Day 13. Thursday May 7, I could start running at 4:59 a.m..
After around two weeks, our travel life has started to work into a routine.
Most mornings now I can make a 5 a.m. start. This is all thanks to Greg and Neung’s sincere efforts. The current temperature in Williams, with its elevation of 6,760 feet (2,060 meters), is 41 degrees Fahrenheit (5 degrees Celsius). It is not freezing but with two of us living in Bangkok and Greg in-between Maui and S.California, it feels like it! Anyway, with the help of thick winter jackets and a head torch light, I am making steps eastward.
The air is so fresh and crisp here. I kept on running east on the super fast I-40. At 11:30 a.m., I have arrived at the west end of Flagstaff. SUUNTO’s GPS watch (a sponsorship item) is showing that the altitude is now 7,410 feet (2,259 meters). This is exactly the highest point in all of my planned USA cross run route, and the highest point of the entire Route 66.
Now, we are running through the “illusionary zone,” surrounded by lots of 30 foot tall needle-leaved trees. Greg and I have run in so many different places in these 13 days, but this has become one of the most memorable 5 Km runs. As the sun plays between the trees and leaves it also plays between the cells in our brains and a light euphoria lifts us higher, maybe higher than the peaks we are running across.
Now, I have gotten out of I-40, and I am running along Route 66 again, through downtown Flagstaff, still heading east. It is a beautiful town. I see lots of stylish cafes along the well-maintained street. Behind the town, at the north side, I can see a beautiful mountain, with its top decorated with pure white snow. That is Humphrey’s Peak, Arizona’s highest point, with its elevation of 12,633 feet. (3,850 meters) To put it in context that’s higher than Mt. Fuji and almost half the height of Everest!
Another Firm handshake
Day 14. Friday May 8.
We could start at 5 a.m. sharp again today. A good habit.

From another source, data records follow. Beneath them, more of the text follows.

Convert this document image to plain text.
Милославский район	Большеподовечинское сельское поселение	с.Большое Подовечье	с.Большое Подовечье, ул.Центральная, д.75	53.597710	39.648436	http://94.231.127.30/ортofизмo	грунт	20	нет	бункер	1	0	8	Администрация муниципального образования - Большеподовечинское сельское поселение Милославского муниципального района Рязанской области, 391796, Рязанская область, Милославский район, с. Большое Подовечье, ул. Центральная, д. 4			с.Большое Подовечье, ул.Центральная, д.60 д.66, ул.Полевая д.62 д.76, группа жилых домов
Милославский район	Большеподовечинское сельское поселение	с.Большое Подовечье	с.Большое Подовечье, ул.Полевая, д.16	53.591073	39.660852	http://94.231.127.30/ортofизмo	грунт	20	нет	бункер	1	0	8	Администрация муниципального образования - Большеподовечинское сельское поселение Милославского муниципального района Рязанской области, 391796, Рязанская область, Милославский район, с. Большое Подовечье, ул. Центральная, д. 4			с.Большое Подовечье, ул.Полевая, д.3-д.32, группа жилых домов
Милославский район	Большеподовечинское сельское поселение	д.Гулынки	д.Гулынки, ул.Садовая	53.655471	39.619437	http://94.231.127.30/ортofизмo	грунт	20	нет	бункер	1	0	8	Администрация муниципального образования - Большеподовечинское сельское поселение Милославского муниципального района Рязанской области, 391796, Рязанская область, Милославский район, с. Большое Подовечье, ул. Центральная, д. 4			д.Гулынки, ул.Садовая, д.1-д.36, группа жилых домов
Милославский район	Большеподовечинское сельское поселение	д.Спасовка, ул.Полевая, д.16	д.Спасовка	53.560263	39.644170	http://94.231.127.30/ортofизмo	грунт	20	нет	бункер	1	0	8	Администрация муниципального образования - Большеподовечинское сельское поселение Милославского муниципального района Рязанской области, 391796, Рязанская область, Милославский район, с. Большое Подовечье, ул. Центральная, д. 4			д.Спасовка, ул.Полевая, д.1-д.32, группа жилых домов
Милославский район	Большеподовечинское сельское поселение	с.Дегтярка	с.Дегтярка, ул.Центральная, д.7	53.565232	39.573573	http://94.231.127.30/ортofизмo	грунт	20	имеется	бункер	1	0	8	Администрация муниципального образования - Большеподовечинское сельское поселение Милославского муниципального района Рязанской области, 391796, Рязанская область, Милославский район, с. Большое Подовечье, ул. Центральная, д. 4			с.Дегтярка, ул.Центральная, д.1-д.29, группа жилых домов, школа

Today, I am going to meet Mr. Bob Young.
In March, just one month before my trip to USA, I received an email from a newspaper, the Arizona Republic. “We would like to do an email interview with you about your running across the USA.”
It was Bob-san, who sent that email to me. He is also a runner and as runners, we immediately understood each other, and exchanged emails. That interview article was posted on April 9th.
We started to run together around 10 miles (16 Kms) , from Winona’s Shell Gas Station, where we met.
“There are many USA cross run’s websites,” Bob-san says, running on the right side of me.
“But, sadly, many of them are publicity stunts. Some do this, just wanting to be famous, and I can immediately tell that kind of website.”
“I could tell your website was real. That’s why I emailed you.”
I felt something warm from inside of me, listening to what Bob-san was saying.
In Twin Arrows, Bob-san and I shook hands firmly, and we promised to meet again. A firm handshake is one of my favorite customs, which I have learnt from American people. As you might know most Asian cultures tend to touch less and bow, nod or smile instead.
It is 3:58 p.m. now. I have run 43 miles (69 Kms), and have ended up somewhere in the desert in Arizona.
I feel a deeper bond with Route 66 and with the pioneers who made crossing this great continent possible. I feel so fortunate to be following in their footsteps and have the support of Neung, Greg and of so many others on various parts of my journey, on the road and in life, and to even make the idea possible.
Day 15. It’s Saturday May 9.
Today I started running at 5:07 a.m. I’m seven minutes late. You might think I’m a bit obsessional, but the truth is you have to be, to get the miles in, to avoid the worse of the sun and to be true to yourself and to others. I hate to admit it but this morning, I am not feeling “in the flow”. I have a big swelling in both my ankles. I can’t run any faster, because of the pain.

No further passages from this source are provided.